Producing Henry V is no mean feat. There are 30+ characters and it can be confusing for the audience when actors double, treble or indeed quadruple up. The Here to There cast of 20 provided a smooth, ever-so-easy to understand performance. It was simple, unadulterated and pure. “Simple” did not mean “boring” – in this instance “simple” equated to quality.
Notable performances for me lay with Ashleigh Aston (a female Nym ), Tom Silverton (The Dauphin- a la Jack Sparrow- style), Simon Garrington (Pistol), Kevin Dewsbury (Leek- bashing Captain Fluellen) and the man himself , David Hubball ( a controlled and coherent King Henry V). Another nod to Ben Andrew (Captain Macmorris) the only Irishman in a Shakespeare play and Stuart Ash (Captain Jamey) for providing the very funny but controlled “ English, Scottish Irish, Welsh” routine. Here to There founder Andrew Whittall (Chorus) broke the fourth wall in his Martin Bell suit and kept the audience suitably informed as to both the plot and the required imagination to use in crossing seas and going into battle.

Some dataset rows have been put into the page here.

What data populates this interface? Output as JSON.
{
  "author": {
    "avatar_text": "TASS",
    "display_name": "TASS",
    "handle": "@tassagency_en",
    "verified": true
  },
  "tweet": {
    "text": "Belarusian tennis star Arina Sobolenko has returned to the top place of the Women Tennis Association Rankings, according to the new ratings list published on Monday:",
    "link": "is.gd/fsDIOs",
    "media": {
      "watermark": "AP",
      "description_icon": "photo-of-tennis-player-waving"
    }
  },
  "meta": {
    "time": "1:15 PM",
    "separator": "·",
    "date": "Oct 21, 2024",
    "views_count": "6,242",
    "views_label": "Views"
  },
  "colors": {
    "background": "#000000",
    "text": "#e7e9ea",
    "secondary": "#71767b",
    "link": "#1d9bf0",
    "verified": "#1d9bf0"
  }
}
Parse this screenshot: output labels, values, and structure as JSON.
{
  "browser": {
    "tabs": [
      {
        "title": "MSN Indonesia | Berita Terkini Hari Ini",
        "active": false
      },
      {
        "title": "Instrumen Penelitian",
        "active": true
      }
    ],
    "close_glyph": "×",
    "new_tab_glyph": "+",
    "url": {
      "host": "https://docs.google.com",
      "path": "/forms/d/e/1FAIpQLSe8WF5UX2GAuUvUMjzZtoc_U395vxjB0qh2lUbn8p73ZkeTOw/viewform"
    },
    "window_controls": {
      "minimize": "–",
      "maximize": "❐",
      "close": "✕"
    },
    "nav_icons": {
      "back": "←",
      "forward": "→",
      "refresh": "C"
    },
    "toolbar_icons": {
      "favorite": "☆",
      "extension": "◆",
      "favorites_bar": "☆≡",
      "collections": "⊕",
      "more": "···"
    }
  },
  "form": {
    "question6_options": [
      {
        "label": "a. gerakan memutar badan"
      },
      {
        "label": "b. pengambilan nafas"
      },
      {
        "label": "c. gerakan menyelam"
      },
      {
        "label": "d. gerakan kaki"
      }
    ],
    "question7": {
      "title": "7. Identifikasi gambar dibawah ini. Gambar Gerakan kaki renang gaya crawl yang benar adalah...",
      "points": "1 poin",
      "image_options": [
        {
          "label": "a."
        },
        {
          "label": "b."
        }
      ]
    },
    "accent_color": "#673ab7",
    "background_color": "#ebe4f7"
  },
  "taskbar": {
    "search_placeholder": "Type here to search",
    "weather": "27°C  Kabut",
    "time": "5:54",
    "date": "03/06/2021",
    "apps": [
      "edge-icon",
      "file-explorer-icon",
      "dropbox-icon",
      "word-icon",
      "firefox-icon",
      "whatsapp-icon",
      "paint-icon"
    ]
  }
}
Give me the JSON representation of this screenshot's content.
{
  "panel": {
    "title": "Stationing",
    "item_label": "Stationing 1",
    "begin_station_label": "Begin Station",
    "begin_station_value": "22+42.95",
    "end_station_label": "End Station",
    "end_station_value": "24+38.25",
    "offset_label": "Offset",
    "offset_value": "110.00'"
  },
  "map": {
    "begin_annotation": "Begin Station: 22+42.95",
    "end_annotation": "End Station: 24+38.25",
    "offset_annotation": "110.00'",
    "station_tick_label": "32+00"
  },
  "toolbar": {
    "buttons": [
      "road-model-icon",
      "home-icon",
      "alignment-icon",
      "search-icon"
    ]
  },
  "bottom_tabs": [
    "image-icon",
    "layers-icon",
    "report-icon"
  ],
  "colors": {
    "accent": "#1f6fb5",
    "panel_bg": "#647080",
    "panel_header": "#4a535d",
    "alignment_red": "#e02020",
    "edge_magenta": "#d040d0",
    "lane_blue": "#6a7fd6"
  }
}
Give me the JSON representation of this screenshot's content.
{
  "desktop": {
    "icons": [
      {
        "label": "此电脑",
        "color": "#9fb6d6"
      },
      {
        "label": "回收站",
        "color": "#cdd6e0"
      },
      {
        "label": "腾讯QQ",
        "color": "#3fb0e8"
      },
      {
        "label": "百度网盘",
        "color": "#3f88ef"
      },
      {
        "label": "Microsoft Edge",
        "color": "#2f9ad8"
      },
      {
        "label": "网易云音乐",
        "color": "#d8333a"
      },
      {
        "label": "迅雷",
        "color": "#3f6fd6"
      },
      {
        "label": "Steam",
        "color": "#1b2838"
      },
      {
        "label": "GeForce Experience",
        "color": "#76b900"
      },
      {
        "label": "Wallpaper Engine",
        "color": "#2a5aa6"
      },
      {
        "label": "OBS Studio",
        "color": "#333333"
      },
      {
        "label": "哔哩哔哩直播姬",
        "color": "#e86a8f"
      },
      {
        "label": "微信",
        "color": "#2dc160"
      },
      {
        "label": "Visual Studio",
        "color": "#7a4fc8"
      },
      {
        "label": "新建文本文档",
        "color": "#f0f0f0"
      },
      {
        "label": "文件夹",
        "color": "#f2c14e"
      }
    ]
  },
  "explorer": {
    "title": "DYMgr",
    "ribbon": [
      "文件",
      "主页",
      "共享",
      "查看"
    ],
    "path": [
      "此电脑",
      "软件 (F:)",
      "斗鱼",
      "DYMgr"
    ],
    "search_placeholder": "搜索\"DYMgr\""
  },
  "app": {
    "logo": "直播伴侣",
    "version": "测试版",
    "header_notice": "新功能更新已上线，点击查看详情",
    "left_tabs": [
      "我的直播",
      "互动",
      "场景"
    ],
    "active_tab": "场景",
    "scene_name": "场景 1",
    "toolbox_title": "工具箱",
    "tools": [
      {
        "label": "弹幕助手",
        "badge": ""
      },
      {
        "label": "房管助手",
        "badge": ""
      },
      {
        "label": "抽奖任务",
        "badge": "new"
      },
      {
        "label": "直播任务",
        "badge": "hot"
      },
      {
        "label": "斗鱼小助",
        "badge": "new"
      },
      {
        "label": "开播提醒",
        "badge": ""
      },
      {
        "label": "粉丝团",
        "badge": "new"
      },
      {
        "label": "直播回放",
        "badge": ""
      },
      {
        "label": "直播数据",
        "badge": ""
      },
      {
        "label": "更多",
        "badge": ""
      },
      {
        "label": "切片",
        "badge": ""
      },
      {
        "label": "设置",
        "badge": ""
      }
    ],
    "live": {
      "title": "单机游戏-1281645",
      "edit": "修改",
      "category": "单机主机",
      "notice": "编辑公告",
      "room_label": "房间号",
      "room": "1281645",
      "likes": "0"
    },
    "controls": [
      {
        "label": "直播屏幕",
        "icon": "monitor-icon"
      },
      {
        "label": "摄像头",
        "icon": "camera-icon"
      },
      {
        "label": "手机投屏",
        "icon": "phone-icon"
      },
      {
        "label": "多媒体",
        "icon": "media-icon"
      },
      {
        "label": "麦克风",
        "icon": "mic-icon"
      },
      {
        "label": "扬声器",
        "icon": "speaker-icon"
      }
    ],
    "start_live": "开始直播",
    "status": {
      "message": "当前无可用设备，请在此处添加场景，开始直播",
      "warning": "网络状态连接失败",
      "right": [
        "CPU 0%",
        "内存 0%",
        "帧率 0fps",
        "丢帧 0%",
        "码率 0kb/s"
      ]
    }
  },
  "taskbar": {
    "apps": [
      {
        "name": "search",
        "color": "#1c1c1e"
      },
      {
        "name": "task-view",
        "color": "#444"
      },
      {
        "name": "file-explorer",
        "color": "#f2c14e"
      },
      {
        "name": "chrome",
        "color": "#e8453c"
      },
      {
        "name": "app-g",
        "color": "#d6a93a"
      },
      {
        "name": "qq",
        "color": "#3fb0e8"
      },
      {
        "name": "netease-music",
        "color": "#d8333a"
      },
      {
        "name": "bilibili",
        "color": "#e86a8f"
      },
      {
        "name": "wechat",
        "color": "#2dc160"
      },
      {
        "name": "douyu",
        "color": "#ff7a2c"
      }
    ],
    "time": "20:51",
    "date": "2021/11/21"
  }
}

I still get a thrill watching Shakespeare in the grounds of Ludlow Castle- referenced by Shakespeare himself in RIchard lll. The magnificent backdrop of rugged Norman walls and battlements supported the play as did the environment itself, the birds singing, a gentle if not chilly breeze and a rather unwelcome screeching of car tyres in the market square. As the night darkened, the lighting bounced off the Outer Bailey creating a real sense of period drama.
The well-known scenes: The French Lesson, The battle, The leek abuse were all played with great humour. The intense sword-fighting was stimulating and it was of no surprise to learn from the programme that the Company had employed fight choreographer Simon Blood Devay to work with the cast. The siege of Harfleur was powerful and both the English and the audience were drawn in to the Kings rousing speech particularly famous for its evocation of a brotherhood in arms. We felt a huge wave of nationalistic pride.
I’ve seen many renditions of Henry V where the plot has been spun and recoiled so much that the audience lose the actual sense and style of The Bard himself. This production proved that you don’t need all bells and whistles to produce a piece of dynamic, compelling theatre. What an enjoyable night!